L’ultima volta che ti ho guardato non era nemmeno l’ultima volta e non ci siamo mai incontrati e siamo due astronauti con le stelline finte e lo spazio cartonato, il cielo stellato disegnato coi pennarelli carioca, gli astri di cartapesta e siamo due guerrieri con le spade un po’ spuntate e timide, vergognose (le nostre spade), che non hanno mai fatto male a nessuno, pur non avendo mai fatto male a nessuno (molto meglio delle parole: con quelle abbiamo ferito e ci siamo feriti molte, molte volte).
Se adesso fossimo nella vita di Coleridge o di John Cage o di Hitchcock o di Pollock saremmo fortunati e non avremmo bisogno dei cieli e dei piedi (per correre) o delle distanze (per scriverci, per mancarci, per rincorrerci, per trovarci e scivolare, scivolare, sci-vo-laaa-re), avremmo solo bisogno delle mani e dei nasi gelati, avremmo bisogno delle forchette e dei cucchiai per celebrare le cene i pranzi le merende, avremmo bisogno delle navette e non manderemmo più cani nello spazio in avanscoperta per non morire noi, ci andremmo io e te, nello spazio e nell’orbita, su col razzo che spara il fuoco a velocità supersonica, per dire.

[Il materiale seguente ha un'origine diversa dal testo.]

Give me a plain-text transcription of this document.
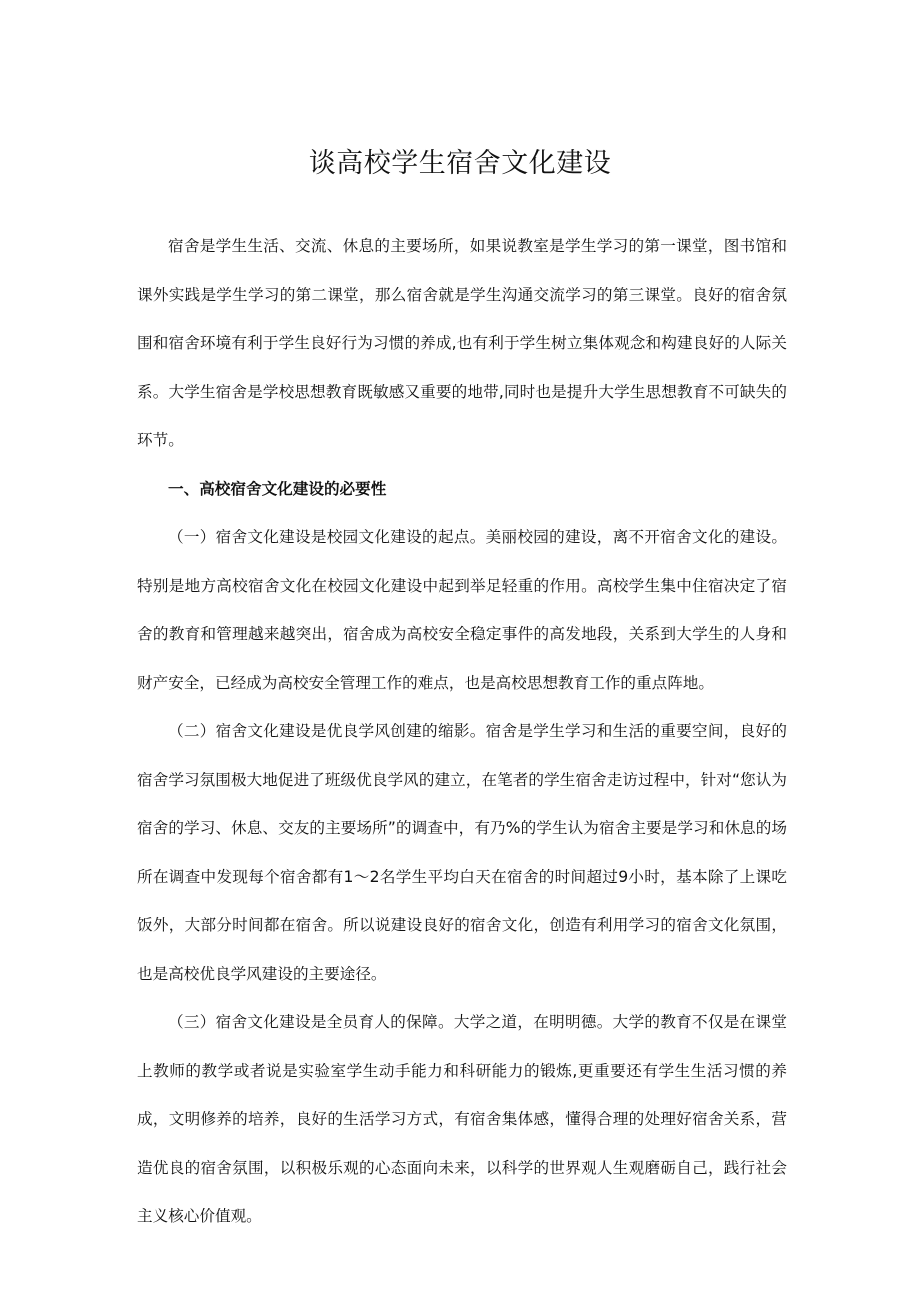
谈高校学生宿舍文化建设

宿舍是学生生活、交流、休息的主要场所，如果说教室是学生学习的第一课堂，图书馆和课外实践是学生学习的第二课堂，那么宿舍就是学生沟通交流学习的第三课堂。良好的宿舍氛围和宿舍环境有利于学生良好行为习惯的养成,也有利于学生树立集体观念和构建良好的人际关系。大学生宿舍是学校思想教育既敏感又重要的地带,同时也是提升大学生思想教育不可缺失的环节。

一、高校宿舍文化建设的必要性

（一）宿舍文化建设是校园文化建设的起点。美丽校园的建设，离不开宿舍文化的建设。特别是地方高校宿舍文化在校园文化建设中起到举足轻重的作用。高校学生集中住宿决定了宿舍的教育和管理越来越突出，宿舍成为高校安全稳定事件的高发地段，关系到大学生的人身和财产安全，已经成为高校安全管理工作的难点，也是高校思想教育工作的重点阵地。

（二）宿舍文化建设是优良学风创建的缩影。宿舍是学生学习和生活的重要空间，良好的宿舍学习氛围极大地促进了班级优良学风的建立，在笔者的学生宿舍走访过程中，针对“您认为宿舍的学习、休息、交友的主要场所”的调查中，有乃%的学生认为宿舍主要是学习和休息的场所在调查中发现每个宿舍都有1～2名学生平均白天在宿舍的时间超过9小时，基本除了上课吃饭外，大部分时间都在宿舍。所以说建设良好的宿舍文化，创造有利用学习的宿舍文化氛围，也是高校优良学风建设的主要途径。

（三）宿舍文化建设是全员育人的保障。大学之道，在明明德。大学的教育不仅是在课堂上教师的教学或者说是实验室学生动手能力和科研能力的锻炼,更重要还有学生生活习惯的养成，文明修养的培养，良好的生活学习方式，有宿舍集体感，懂得合理的处理好宿舍关系，营造优良的宿舍氛围，以积极乐观的心态面向未来，以科学的世界观人生观磨砺自己，践行社会主义核心价值观。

Adesso se eravamo in una canzone dei Beatles ti mettevo i capelli dietro l’orecchio, da dietro l’orecchio avrei tolto un soldo, trovato un coniglio, avremmo bevuto del the nelle piccole tazze da spaccare, adesso se eravamo in un film come Love Affair, tipo, hai visto Love Affair, se eravamo in un film come Love Affair correvamo nella stessa direzione per non incontrarci mai per un soffio e rimanere delusi per sempre e strappare lacrime (tu ci pensi mai, tu ci pensi mai a quanto son belle le parole?) e strappare lacrime ai nostri amici ascoltatori e guardoni, a quelli che ficcano il naso tra l’incudine e i tuoi bottoncini e i tuoi maglioni e i peletti del naso, delle mani, delle palme dei piedi e del deserto.
Adesso se eravamo in un libro - anche un libro scadente, ci amavamo per sempre.
Questa cosa l’ho scritta pensando a tre cose: una è questa canzone , una è quella frase delle luci ecc ecc che dice adesso se fossimo in un telefilm ti dicevo che ti amavo. La terza è un segreto.